“Il patto nelle campagne: la mafia albanese detta le regole e sfida lo Stato”. E’ quanto scrive il giornalista antimafia Giuseppe Bascietto che, sui social, riporta le proprie valutazioni rispetto a quanto accaduto nelle ultime ore a Vittoria.
“Dal summit segreto alla liberazione del ragazzo rapito – spiega Bascietto – ecco la nuova geografia del potere criminale. Qualche settimana fa, lontano dai riflettori, due contrade isolate di Vittoria — Zafaglione e Berdia — hanno ospitato un incontro destinato a cambiare gli equilibri criminali della città. In quei casolari di campagna si sono riuniti i vertici dei clan albanesi e i rappresentanti delle principali famiglie mafiose locali – afferma il giornalista – I nomi emersi sono pesanti: Pandeli Prifti, Luzim Ndreu, Kujtim Rapushi e Gianfranco Stracquadaini, oggi latitante, per il fronte albanese. Dall’altra parte, quasi tutte le famiglie di Vittoria, tranne i Ventura, esclusi e quindi messi ai margini. A sorpresa c’era anche Roberto Di Martino, lo stesso che Stracquadaini aveva tentato di uccidere il 25 aprile 2024. Ma quando si tratta di affari, persino la vita può passare in secondo piano”.
“L’accordo raggiunto – chiarisce ancora Bascietto – è netto: gli albanesi impongono Stracquadaini come nuovo reggente, nuovo dominus del traffico di droga in città e in provincia. A lui e agli albanesi il controllo militare del territorio. Ai Greco, invece, il compito di mantenere i rapporti con le famiglie mafiose fuori provincia — da Catania a Gela, da Agrigento a Palermo. Così la catena del potere si consolida: da un lato il braccio armato, rappresentato dai clan albanesi e da Stracquadaini; dall’altro il fronte economico, in cui i Greco, i Consalvo (Giacomo e Michael), Pino Gueli e altri criminali trasformatasi in imprenditori curano e ampliano i loro affari. La maggior parte ha accettato, per paura o per convenienza. Sul fronte del traffico e dello spaccio di droga a ribellarsi sono stati soprattutto i gruppi nordafricani, decisi a non cedere il monopolio sul traffico di marijuana. Da lì gli episodi archiviati frettolosamente come “risse tra extracomunitari”, che in realtà nascondono raid punitivi e i primi segnali di una guerra sotterranea”.

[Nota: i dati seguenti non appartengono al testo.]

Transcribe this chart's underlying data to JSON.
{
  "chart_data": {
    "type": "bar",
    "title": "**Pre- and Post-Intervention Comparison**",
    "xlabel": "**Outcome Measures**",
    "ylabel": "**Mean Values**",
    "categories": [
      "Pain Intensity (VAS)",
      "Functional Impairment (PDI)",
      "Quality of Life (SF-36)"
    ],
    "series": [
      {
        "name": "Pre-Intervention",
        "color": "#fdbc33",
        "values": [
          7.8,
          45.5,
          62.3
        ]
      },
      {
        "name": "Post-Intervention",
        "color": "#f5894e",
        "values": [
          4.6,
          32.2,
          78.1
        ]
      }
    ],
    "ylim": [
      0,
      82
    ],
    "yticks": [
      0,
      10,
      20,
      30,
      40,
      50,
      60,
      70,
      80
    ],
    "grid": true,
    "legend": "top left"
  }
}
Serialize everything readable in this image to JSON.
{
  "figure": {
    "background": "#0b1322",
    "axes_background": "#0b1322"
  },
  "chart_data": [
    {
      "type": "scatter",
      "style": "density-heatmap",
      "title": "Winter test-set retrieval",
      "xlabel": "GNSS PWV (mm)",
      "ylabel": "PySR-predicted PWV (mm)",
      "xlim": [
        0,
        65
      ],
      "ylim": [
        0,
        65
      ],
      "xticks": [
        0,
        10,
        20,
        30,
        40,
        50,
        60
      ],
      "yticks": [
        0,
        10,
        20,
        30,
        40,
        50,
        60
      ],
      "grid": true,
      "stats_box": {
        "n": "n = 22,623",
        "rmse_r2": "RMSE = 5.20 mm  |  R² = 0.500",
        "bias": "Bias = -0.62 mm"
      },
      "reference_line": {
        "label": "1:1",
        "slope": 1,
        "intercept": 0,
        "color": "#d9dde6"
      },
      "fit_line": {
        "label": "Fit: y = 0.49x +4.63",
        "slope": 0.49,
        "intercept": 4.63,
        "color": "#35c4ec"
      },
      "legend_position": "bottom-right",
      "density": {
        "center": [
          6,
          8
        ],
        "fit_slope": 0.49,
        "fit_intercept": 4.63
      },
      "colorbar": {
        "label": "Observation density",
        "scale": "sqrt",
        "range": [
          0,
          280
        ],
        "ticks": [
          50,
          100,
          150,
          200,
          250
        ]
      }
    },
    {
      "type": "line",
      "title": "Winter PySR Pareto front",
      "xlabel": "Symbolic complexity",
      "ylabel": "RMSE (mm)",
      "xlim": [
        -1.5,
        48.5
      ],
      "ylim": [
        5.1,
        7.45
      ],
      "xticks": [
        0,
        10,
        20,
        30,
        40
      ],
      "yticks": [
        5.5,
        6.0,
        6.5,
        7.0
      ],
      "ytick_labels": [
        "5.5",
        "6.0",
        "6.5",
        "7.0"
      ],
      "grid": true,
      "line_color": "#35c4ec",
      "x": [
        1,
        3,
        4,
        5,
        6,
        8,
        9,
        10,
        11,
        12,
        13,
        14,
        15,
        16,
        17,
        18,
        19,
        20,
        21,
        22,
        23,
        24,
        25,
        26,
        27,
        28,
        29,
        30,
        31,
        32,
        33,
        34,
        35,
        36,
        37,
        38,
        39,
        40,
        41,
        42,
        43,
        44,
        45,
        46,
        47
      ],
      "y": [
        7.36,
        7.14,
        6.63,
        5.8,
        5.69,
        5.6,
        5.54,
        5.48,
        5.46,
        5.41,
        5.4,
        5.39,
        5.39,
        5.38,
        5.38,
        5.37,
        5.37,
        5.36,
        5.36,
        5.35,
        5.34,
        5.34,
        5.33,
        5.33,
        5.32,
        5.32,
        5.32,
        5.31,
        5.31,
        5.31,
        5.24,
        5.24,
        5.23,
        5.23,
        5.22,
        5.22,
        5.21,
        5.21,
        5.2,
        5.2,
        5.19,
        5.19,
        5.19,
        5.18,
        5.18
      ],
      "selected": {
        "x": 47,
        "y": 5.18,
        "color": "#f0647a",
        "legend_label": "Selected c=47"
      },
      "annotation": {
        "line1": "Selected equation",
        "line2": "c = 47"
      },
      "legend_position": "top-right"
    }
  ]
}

“Da quella riunione la mappa del potere è mutata. La mafia albanese, forte di una logistica superiore, della rapidità di esecuzione e dell’appoggio silenzioso di alcune famiglie locali, si è presa tutto – chiarisce ancora Bascietto – Hanno cominciato con il controllo delle serre e oggi puntano a qualcosa di più ambizioso: la creazione di un consorzio con sede lungo lo stradale di Arcerito. Ci sono già capannoni e terreni, presto arriveranno uomini, imprese e mezzi. Sono i primi effetti concreti del patto criminale. Il segnale più clamoroso arriva giovedì sera: un giovane viene rapito sotto gli occhi di decine di persone e rilasciato meno di 24 ore dopo, illeso. Un’azione fulminea, teatrale, con un obiettivo chiaro: seminare paura e mandare un messaggio cristallino. Qui comandiamo noi”. Questa l’analisi del giornalista antimafia rispetto a quanto accaduto negli ultimi giorni.